Присылал мне Серёжка целые тетрадки с записью конспектов литературных и туристских дискуссий, пачки югославских газет (по моей бессовестной просьбе). И ещё прислал книгу, ставшую одной из моих любимых – “Krуl Maciuњ Pierwszy” Януша Корчака. По ней я и выучил окончательно польский язык.
А как-то, уже в следующем (1958-м) году, после того, как я неосторожно из пижонства упомянул, что питаюсь в основном пирожками с мясом, запивая их пивом, потому что на большее средств не хватает, Серёжка, сам недавно устроившийся на работу с весьма скромной зарплатой, ответил на это денежным переводом и письмом: «Ты будешь страшно возмущён, получив от меня перевод на сумму 240 руб. Но я давно хотел поставить эксперимент, посвящённый влиянию пищи на психику человека. Рассчитываю на твою помощь в этом деле… Итак, полученную сумму ты должен разделить на 30 равных частей и в течение месяца ежедневно посещать столовую, беря каждый раз горячее блюдо». Деваться мне было некуда, деньги я с благодарностью (боюсь, молчаливой) получил и использовал в соответствии с инструкцией. Заодно это было мне уроком – впредь подобными вещами перед хорошими людьми не бравировать.
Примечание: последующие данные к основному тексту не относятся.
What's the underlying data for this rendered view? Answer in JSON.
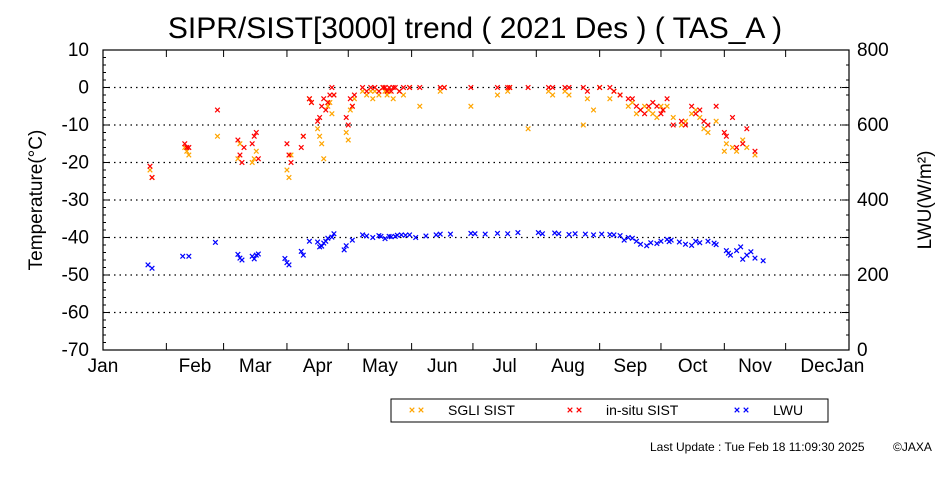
{
  "chart_data": {
    "type": "scatter",
    "title": "SIPR/SIST[3000] trend ( 2021 Des ) ( TAS_A )",
    "ylabel": "Temperature(°C)",
    "y2label": "LWU(W/m²)",
    "ylim": [
      -70,
      10
    ],
    "y2lim": [
      0,
      800
    ],
    "yticks": [
      "10",
      "0",
      "-10",
      "-20",
      "-30",
      "-40",
      "-50",
      "-60",
      "-70"
    ],
    "y2ticks": [
      "800",
      "600",
      "400",
      "200",
      "0"
    ],
    "xticks": [
      "Jan",
      "Feb",
      "Mar",
      "Apr",
      "May",
      "Jun",
      "Jul",
      "Aug",
      "Sep",
      "Oct",
      "Nov",
      "Dec",
      "Jan"
    ],
    "grid": "dotted horizontal every 10 °C",
    "legend_position": "bottom-right",
    "series": [
      {
        "name": "SGLI SIST",
        "color": "#ffa500",
        "axis": "left",
        "points": [
          [
            23,
            -22
          ],
          [
            24,
            -24
          ],
          [
            40,
            -16
          ],
          [
            41,
            -17
          ],
          [
            42,
            -18
          ],
          [
            56,
            -13
          ],
          [
            66,
            -19
          ],
          [
            67,
            -15
          ],
          [
            73,
            -20
          ],
          [
            74,
            -19
          ],
          [
            75,
            -17
          ],
          [
            90,
            -22
          ],
          [
            91,
            -24
          ],
          [
            92,
            -18
          ],
          [
            98,
            -13
          ],
          [
            101,
            -3
          ],
          [
            102,
            -4
          ],
          [
            105,
            -11
          ],
          [
            106,
            -13
          ],
          [
            107,
            -15
          ],
          [
            108,
            -19
          ],
          [
            110,
            -5
          ],
          [
            111,
            -4
          ],
          [
            112,
            -7
          ],
          [
            113,
            -2
          ],
          [
            119,
            -12
          ],
          [
            120,
            -14
          ],
          [
            121,
            -6
          ],
          [
            122,
            -5
          ],
          [
            123,
            -3
          ],
          [
            127,
            -1
          ],
          [
            129,
            -2
          ],
          [
            131,
            -1
          ],
          [
            132,
            -3
          ],
          [
            133,
            -1
          ],
          [
            135,
            -2
          ],
          [
            137,
            0
          ],
          [
            138,
            -1
          ],
          [
            139,
            -2
          ],
          [
            140,
            -1
          ],
          [
            142,
            -3
          ],
          [
            145,
            -1
          ],
          [
            147,
            -2
          ],
          [
            150,
            0
          ],
          [
            155,
            -5
          ],
          [
            165,
            -1
          ],
          [
            167,
            0
          ],
          [
            180,
            -5
          ],
          [
            193,
            -2
          ],
          [
            198,
            -1
          ],
          [
            199,
            0
          ],
          [
            208,
            -11
          ],
          [
            218,
            -1
          ],
          [
            220,
            -2
          ],
          [
            226,
            -1
          ],
          [
            228,
            -2
          ],
          [
            235,
            -10
          ],
          [
            237,
            -3
          ],
          [
            240,
            -6
          ],
          [
            243,
            0
          ],
          [
            248,
            -3
          ],
          [
            250,
            -1
          ],
          [
            253,
            -2
          ],
          [
            257,
            -5
          ],
          [
            259,
            -4
          ],
          [
            261,
            -7
          ],
          [
            263,
            -6
          ],
          [
            265,
            -5
          ],
          [
            267,
            -6
          ],
          [
            269,
            -7
          ],
          [
            271,
            -8
          ],
          [
            273,
            -5
          ],
          [
            274,
            -6
          ],
          [
            276,
            -5
          ],
          [
            279,
            -8
          ],
          [
            283,
            -10
          ],
          [
            285,
            -9
          ],
          [
            288,
            -7
          ],
          [
            290,
            -6
          ],
          [
            292,
            -8
          ],
          [
            294,
            -11
          ],
          [
            296,
            -12
          ],
          [
            300,
            -9
          ],
          [
            304,
            -17
          ],
          [
            305,
            -15
          ],
          [
            308,
            -16
          ],
          [
            310,
            -17
          ],
          [
            313,
            -14
          ],
          [
            315,
            -16
          ],
          [
            319,
            -18
          ]
        ]
      },
      {
        "name": "in-situ SIST",
        "color": "#ff0000",
        "axis": "left",
        "points": [
          [
            23,
            -21
          ],
          [
            24,
            -24
          ],
          [
            40,
            -15
          ],
          [
            41,
            -16
          ],
          [
            42,
            -16
          ],
          [
            56,
            -6
          ],
          [
            66,
            -14
          ],
          [
            67,
            -18
          ],
          [
            68,
            -20
          ],
          [
            69,
            -16
          ],
          [
            73,
            -15
          ],
          [
            74,
            -13
          ],
          [
            75,
            -12
          ],
          [
            76,
            -19
          ],
          [
            90,
            -15
          ],
          [
            91,
            -18
          ],
          [
            92,
            -20
          ],
          [
            97,
            -16
          ],
          [
            98,
            -13
          ],
          [
            101,
            -3
          ],
          [
            102,
            -4
          ],
          [
            105,
            -9
          ],
          [
            106,
            -8
          ],
          [
            107,
            -5
          ],
          [
            108,
            -3
          ],
          [
            109,
            -6
          ],
          [
            110,
            -4
          ],
          [
            111,
            -2
          ],
          [
            112,
            0
          ],
          [
            113,
            -2
          ],
          [
            119,
            -8
          ],
          [
            120,
            -10
          ],
          [
            121,
            -3
          ],
          [
            122,
            -5
          ],
          [
            123,
            -2
          ],
          [
            127,
            0
          ],
          [
            129,
            -1
          ],
          [
            131,
            0
          ],
          [
            133,
            0
          ],
          [
            135,
            -1
          ],
          [
            137,
            0
          ],
          [
            138,
            0
          ],
          [
            139,
            -1
          ],
          [
            140,
            0
          ],
          [
            141,
            -1
          ],
          [
            142,
            0
          ],
          [
            143,
            0
          ],
          [
            145,
            -1
          ],
          [
            147,
            0
          ],
          [
            150,
            0
          ],
          [
            155,
            0
          ],
          [
            165,
            0
          ],
          [
            167,
            0
          ],
          [
            180,
            0
          ],
          [
            193,
            0
          ],
          [
            198,
            0
          ],
          [
            199,
            0
          ],
          [
            208,
            0
          ],
          [
            218,
            0
          ],
          [
            220,
            0
          ],
          [
            226,
            0
          ],
          [
            228,
            0
          ],
          [
            235,
            0
          ],
          [
            237,
            -1
          ],
          [
            243,
            0
          ],
          [
            248,
            0
          ],
          [
            250,
            -1
          ],
          [
            253,
            -2
          ],
          [
            257,
            -3
          ],
          [
            259,
            -3
          ],
          [
            261,
            -5
          ],
          [
            263,
            -6
          ],
          [
            265,
            -7
          ],
          [
            267,
            -5
          ],
          [
            269,
            -4
          ],
          [
            271,
            -5
          ],
          [
            273,
            -7
          ],
          [
            274,
            -6
          ],
          [
            276,
            -3
          ],
          [
            279,
            -10
          ],
          [
            283,
            -9
          ],
          [
            285,
            -10
          ],
          [
            288,
            -5
          ],
          [
            290,
            -7
          ],
          [
            292,
            -6
          ],
          [
            294,
            -9
          ],
          [
            296,
            -10
          ],
          [
            300,
            -5
          ],
          [
            304,
            -12
          ],
          [
            305,
            -13
          ],
          [
            308,
            -8
          ],
          [
            310,
            -16
          ],
          [
            313,
            -15
          ],
          [
            315,
            -11
          ],
          [
            319,
            -17
          ]
        ]
      },
      {
        "name": "LWU",
        "color": "#0000ff",
        "axis": "right",
        "points": [
          [
            22,
            227
          ],
          [
            24,
            218
          ],
          [
            39,
            250
          ],
          [
            42,
            250
          ],
          [
            55,
            287
          ],
          [
            66,
            255
          ],
          [
            67,
            245
          ],
          [
            68,
            240
          ],
          [
            73,
            250
          ],
          [
            74,
            243
          ],
          [
            75,
            253
          ],
          [
            76,
            256
          ],
          [
            89,
            244
          ],
          [
            90,
            233
          ],
          [
            91,
            227
          ],
          [
            97,
            263
          ],
          [
            98,
            253
          ],
          [
            101,
            290
          ],
          [
            105,
            288
          ],
          [
            106,
            275
          ],
          [
            107,
            277
          ],
          [
            108,
            285
          ],
          [
            109,
            290
          ],
          [
            110,
            298
          ],
          [
            112,
            301
          ],
          [
            113,
            310
          ],
          [
            118,
            267
          ],
          [
            119,
            278
          ],
          [
            122,
            293
          ],
          [
            127,
            307
          ],
          [
            129,
            304
          ],
          [
            132,
            300
          ],
          [
            135,
            305
          ],
          [
            136,
            303
          ],
          [
            138,
            297
          ],
          [
            140,
            303
          ],
          [
            141,
            302
          ],
          [
            143,
            303
          ],
          [
            144,
            306
          ],
          [
            146,
            307
          ],
          [
            148,
            306
          ],
          [
            150,
            307
          ],
          [
            153,
            300
          ],
          [
            158,
            304
          ],
          [
            163,
            307
          ],
          [
            165,
            309
          ],
          [
            170,
            309
          ],
          [
            180,
            311
          ],
          [
            182,
            310
          ],
          [
            187,
            309
          ],
          [
            193,
            311
          ],
          [
            198,
            310
          ],
          [
            203,
            313
          ],
          [
            213,
            313
          ],
          [
            215,
            310
          ],
          [
            221,
            312
          ],
          [
            223,
            310
          ],
          [
            228,
            308
          ],
          [
            231,
            310
          ],
          [
            236,
            309
          ],
          [
            240,
            307
          ],
          [
            244,
            309
          ],
          [
            248,
            308
          ],
          [
            250,
            307
          ],
          [
            253,
            305
          ],
          [
            255,
            293
          ],
          [
            257,
            300
          ],
          [
            259,
            298
          ],
          [
            261,
            290
          ],
          [
            263,
            282
          ],
          [
            266,
            278
          ],
          [
            268,
            286
          ],
          [
            271,
            284
          ],
          [
            273,
            290
          ],
          [
            276,
            295
          ],
          [
            277,
            289
          ],
          [
            278,
            293
          ],
          [
            282,
            288
          ],
          [
            285,
            282
          ],
          [
            288,
            279
          ],
          [
            290,
            290
          ],
          [
            292,
            286
          ],
          [
            296,
            290
          ],
          [
            299,
            285
          ],
          [
            300,
            281
          ],
          [
            305,
            265
          ],
          [
            306,
            258
          ],
          [
            307,
            253
          ],
          [
            310,
            265
          ],
          [
            312,
            275
          ],
          [
            313,
            242
          ],
          [
            315,
            253
          ],
          [
            317,
            262
          ],
          [
            319,
            245
          ],
          [
            323,
            238
          ]
        ]
      }
    ]
  },
  "footer": {
    "last_update": "Last Update : Tue Feb 18 11:09:30 2025",
    "copyright": "©JAXA"
  }
}
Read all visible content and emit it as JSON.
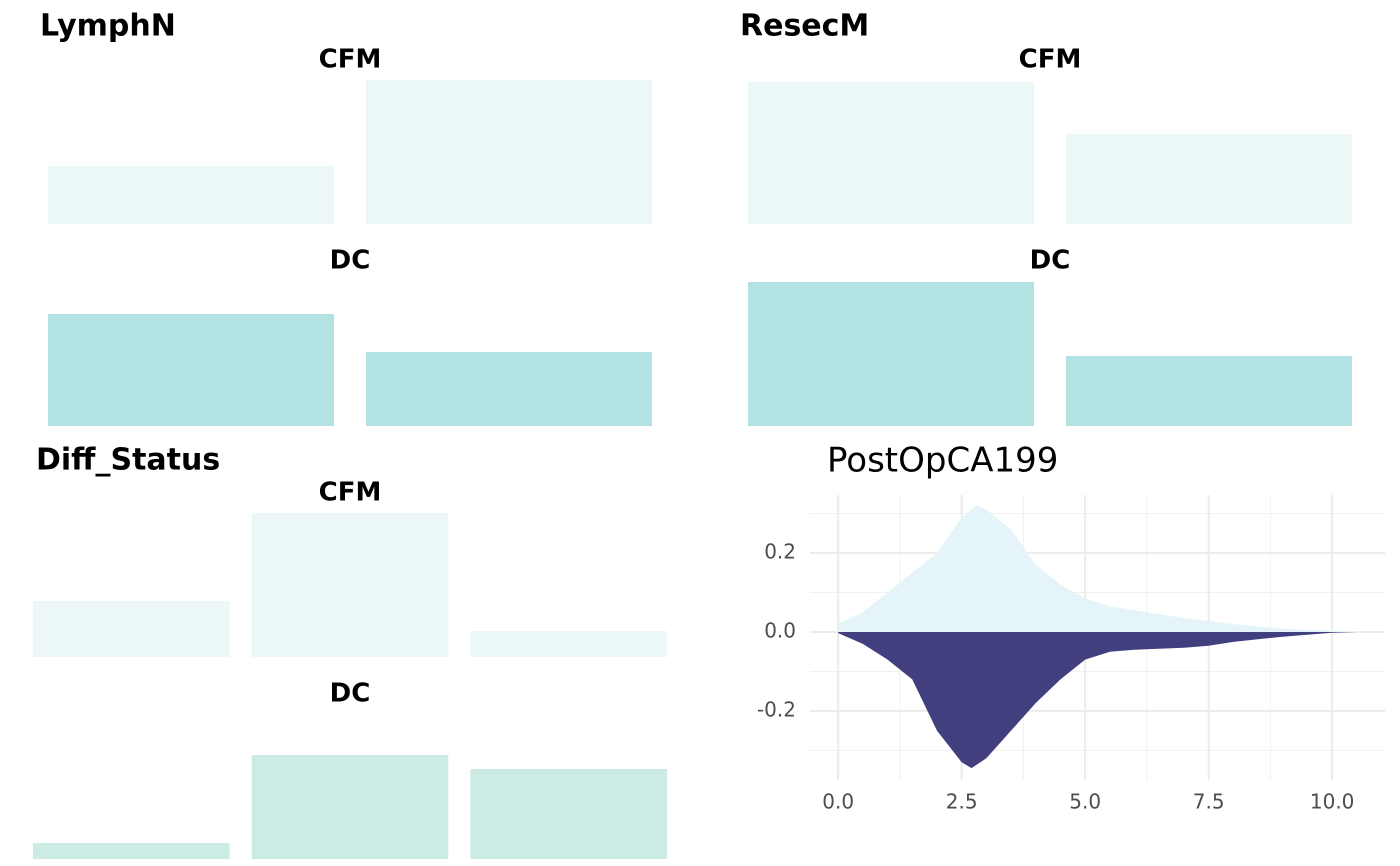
{
  "chart_data": [
    {
      "type": "bar",
      "title": "LymphN",
      "ylim": [
        0,
        0.75
      ],
      "facets": [
        {
          "title": "CFM",
          "color": "#ecf7f8",
          "values": [
            0.29,
            0.72
          ]
        },
        {
          "title": "DC",
          "color": "#b2e2e2",
          "values": [
            0.56,
            0.37
          ]
        }
      ]
    },
    {
      "type": "bar",
      "title": "ResecM",
      "ylim": [
        0,
        0.75
      ],
      "facets": [
        {
          "title": "CFM",
          "color": "#ecf7f8",
          "values": [
            0.71,
            0.45
          ]
        },
        {
          "title": "DC",
          "color": "#b2e2e2",
          "values": [
            0.72,
            0.35
          ]
        }
      ]
    },
    {
      "type": "bar",
      "title": "Diff_Status",
      "ylim": [
        0,
        0.75
      ],
      "facets": [
        {
          "title": "CFM",
          "color": "#ecf7f8",
          "values": [
            0.28,
            0.72,
            0.13
          ]
        },
        {
          "title": "DC",
          "color": "#ccebe4",
          "values": [
            0.08,
            0.52,
            0.45
          ]
        }
      ]
    },
    {
      "type": "area",
      "title": "PostOpCA199",
      "grid": true,
      "xlim": [
        -0.57,
        11.07
      ],
      "ylim": [
        -0.375,
        0.347
      ],
      "xticks": [
        {
          "value": 0,
          "label": "0.0"
        },
        {
          "value": 2.5,
          "label": "2.5"
        },
        {
          "value": 5,
          "label": "5.0"
        },
        {
          "value": 7.5,
          "label": "7.5"
        },
        {
          "value": 10,
          "label": "10.0"
        }
      ],
      "yticks": [
        {
          "value": -0.2,
          "label": "-0.2"
        },
        {
          "value": 0,
          "label": "0.0"
        },
        {
          "value": 0.2,
          "label": "0.2"
        }
      ],
      "x_minor_grid": [
        1.25,
        3.75,
        6.25,
        8.75
      ],
      "y_minor_grid": [
        -0.3,
        -0.1,
        0.1,
        0.3
      ],
      "series": [
        {
          "color": "#e5f4f8",
          "x": [
            0,
            0.5,
            1,
            1.5,
            2,
            2.5,
            2.8,
            3,
            3.5,
            4,
            4.5,
            5,
            5.5,
            6,
            7,
            8,
            9,
            10,
            10.5
          ],
          "values": [
            0.02,
            0.05,
            0.1,
            0.15,
            0.2,
            0.29,
            0.32,
            0.31,
            0.26,
            0.17,
            0.12,
            0.085,
            0.065,
            0.055,
            0.035,
            0.02,
            0.008,
            0.003,
            0.002
          ]
        },
        {
          "color": "#423f7e",
          "x": [
            0,
            0.5,
            1,
            1.5,
            2,
            2.5,
            2.7,
            3,
            3.5,
            4,
            4.5,
            5,
            5.5,
            6,
            7,
            7.5,
            8,
            9,
            10,
            10.5
          ],
          "values": [
            -0.003,
            -0.03,
            -0.07,
            -0.12,
            -0.25,
            -0.33,
            -0.345,
            -0.32,
            -0.25,
            -0.18,
            -0.12,
            -0.07,
            -0.05,
            -0.045,
            -0.04,
            -0.035,
            -0.025,
            -0.012,
            -0.002,
            0
          ]
        }
      ]
    }
  ]
}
Дима Поспелов, ранее бывавший в Армении, изучивший её с той же внимательностью и добросовестностью, что и Среднюю Азию, имеющий здесь друзей и знакомых, делился со мной знаниями и знакомствами, давал советы о поездках по интересным местам и мечтал о совместном походе по Армении. Одновременно мы с ним и со всей нашей старой компанией (включая Серёжку и Лёшу Данилова) строили планы дальнейших походов по Памиро-Алаю. (Последние планы осуществились, о них речь будет дальше, а вот по Армении мы вместе с ним походили совсем немного).
Очень интересной и содержательной была переписка с Димой Арнольдом на общие темы жизненных целей и нравственных принципов. Сам Дима в это время приобрёл мировую известность, решив 13-проблему Гильберта.
Во время жизни в Ереване, в описываемый период и позже, было у меня и много других корреспондентов – как старых друзей, так и новых знакомцев; о последних я ещё расскажу в своё время. Эти письма здорово обогащали мою жизнь, и я их вспоминаю с благодарностью.